November 24, 2017

SSH tunneling example

Example of using SSH tunneling in restricted environment. In this case Server1 is a Linux box (Ubuntu 16.04) located in DMZ and it has only SSH (default tcp 22) in allowed. Using SSH tunnels this Linux box is going to be updated using apt tool.

Connect to Server1 from Computer1 and forward a remote port. Server1 is configured with us.archive.ubuntu.com (91.189.91.26) as a source list for apt tool.
root@Computer1# ssh -R 8080:91.189.91.26:80 username@10.0.0.1

After issuing the command Server1 will start listening on port 8080. It can be checked by running “netstat -l”. All connections to 8080 port will be forwarded via Computer1 over ssh.

Then create a local port forwarding by running command below.
root@Server1# ssh -L 80:localhost:8080 username@localhost

Server1 will start listening on port 80. All connections to 80 port will be forwarded to 8080, which will be tunneled to Computer1. Doesn’t seem as an elegant solution but it works well.

The final step is amending hosts file. Simply add below to /etc/hosts.
127.0.0.1 us.archive.ubuntu.com
127.0.0.1 security.ubuntu.com

Then you will be able to update the system via apt tool.
root@Server1# apt update && apt upgrade

Alternative way could be using dynamic port forwarding. It is more suitable for servers with GUI. I will not cover apt proxy configuration. Also DNS should be solved as well.

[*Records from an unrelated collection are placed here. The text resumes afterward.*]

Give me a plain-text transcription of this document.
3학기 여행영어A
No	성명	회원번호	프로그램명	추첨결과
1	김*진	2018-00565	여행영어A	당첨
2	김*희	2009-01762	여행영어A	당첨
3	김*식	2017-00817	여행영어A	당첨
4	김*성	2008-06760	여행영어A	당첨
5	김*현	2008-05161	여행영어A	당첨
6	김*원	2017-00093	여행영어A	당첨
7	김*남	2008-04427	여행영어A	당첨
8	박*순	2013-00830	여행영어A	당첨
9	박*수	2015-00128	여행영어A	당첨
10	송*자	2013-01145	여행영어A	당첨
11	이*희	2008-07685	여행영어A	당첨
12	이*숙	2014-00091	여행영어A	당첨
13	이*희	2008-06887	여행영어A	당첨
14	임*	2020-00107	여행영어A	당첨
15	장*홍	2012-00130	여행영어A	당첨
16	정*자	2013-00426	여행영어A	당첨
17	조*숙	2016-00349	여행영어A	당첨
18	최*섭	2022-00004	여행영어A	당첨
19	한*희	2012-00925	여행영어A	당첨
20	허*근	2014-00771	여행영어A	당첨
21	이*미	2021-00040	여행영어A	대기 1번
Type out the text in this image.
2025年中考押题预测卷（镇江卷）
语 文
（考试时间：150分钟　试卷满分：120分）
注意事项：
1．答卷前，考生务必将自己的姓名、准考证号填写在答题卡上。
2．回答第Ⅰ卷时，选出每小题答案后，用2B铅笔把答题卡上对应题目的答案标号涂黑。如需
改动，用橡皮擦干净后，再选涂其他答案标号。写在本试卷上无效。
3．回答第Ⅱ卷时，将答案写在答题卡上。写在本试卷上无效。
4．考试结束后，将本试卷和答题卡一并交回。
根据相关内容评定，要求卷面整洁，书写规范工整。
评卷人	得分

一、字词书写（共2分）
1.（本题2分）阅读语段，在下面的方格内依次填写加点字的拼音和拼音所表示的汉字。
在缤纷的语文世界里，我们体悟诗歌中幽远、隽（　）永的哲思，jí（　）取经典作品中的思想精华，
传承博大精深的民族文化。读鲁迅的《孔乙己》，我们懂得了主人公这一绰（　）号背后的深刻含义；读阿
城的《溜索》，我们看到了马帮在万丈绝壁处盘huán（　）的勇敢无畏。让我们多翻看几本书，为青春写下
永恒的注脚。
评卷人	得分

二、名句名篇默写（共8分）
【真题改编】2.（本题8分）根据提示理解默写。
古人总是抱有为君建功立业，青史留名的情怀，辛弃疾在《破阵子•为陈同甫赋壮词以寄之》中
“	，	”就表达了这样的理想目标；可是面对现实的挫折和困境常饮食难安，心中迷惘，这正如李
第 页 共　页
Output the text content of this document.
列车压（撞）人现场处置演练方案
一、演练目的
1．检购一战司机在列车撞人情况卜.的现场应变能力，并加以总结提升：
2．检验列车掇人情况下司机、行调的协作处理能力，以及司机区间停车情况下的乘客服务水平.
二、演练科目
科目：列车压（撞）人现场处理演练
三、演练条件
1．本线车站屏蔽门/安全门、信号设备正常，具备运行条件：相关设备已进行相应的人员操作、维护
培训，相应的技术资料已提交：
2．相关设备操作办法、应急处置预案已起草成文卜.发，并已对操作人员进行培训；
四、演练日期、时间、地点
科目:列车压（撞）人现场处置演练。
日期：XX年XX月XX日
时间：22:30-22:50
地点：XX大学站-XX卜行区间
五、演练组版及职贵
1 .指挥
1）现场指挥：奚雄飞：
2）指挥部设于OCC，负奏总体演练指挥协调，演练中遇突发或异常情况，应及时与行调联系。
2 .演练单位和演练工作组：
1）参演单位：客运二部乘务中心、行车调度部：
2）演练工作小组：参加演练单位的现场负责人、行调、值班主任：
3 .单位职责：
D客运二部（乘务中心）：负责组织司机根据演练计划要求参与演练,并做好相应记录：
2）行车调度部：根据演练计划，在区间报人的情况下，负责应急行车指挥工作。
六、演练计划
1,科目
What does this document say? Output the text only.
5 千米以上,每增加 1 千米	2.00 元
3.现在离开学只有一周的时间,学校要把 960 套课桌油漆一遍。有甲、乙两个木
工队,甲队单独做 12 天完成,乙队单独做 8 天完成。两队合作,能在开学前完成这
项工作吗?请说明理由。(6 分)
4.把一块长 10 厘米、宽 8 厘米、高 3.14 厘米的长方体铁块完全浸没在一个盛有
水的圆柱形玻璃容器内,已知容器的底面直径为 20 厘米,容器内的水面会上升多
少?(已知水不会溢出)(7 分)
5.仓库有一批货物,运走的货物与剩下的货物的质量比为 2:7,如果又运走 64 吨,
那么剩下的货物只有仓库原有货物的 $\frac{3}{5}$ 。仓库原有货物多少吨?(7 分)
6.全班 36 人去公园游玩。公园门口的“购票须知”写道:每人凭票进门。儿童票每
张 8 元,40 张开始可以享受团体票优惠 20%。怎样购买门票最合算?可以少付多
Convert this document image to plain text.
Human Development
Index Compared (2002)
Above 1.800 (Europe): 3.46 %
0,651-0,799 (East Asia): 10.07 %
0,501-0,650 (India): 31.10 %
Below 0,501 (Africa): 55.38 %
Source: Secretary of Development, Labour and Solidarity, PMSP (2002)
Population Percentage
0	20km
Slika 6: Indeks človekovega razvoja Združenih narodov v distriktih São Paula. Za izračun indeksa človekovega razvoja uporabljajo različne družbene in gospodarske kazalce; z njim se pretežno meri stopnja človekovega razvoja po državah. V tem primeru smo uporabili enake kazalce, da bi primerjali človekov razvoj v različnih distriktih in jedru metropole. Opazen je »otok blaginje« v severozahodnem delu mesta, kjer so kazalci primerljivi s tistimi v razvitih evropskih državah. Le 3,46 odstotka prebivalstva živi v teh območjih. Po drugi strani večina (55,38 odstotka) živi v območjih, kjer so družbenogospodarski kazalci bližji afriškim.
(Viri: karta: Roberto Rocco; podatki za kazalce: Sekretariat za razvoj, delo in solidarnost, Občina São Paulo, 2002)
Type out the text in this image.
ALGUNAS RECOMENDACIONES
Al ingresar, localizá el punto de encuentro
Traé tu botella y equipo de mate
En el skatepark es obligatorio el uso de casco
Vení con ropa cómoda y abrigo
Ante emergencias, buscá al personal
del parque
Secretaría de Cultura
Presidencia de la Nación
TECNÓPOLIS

Connect to Server1 from Computer1. By issuing the command below local ssh tcp 22 port will be forwarded to Server1. It means if you run “ssh localhost 999” on Server1 you will connect to Computer1.
root@Computer1# ssh -R 999:localhost:22 username@10.0.0.1

Then on Server1 create a dynamic port forwarding. This will allow Server1 act as a socks proxy.
root@Server1# ssh -D 3128 -p 999 username@localhost

You will be able to see both 999 and 3128 ports listening on Server1 by running “netstat -l” command.

Then you need to configure apt or any other app to use socks proxy on localhost 3128.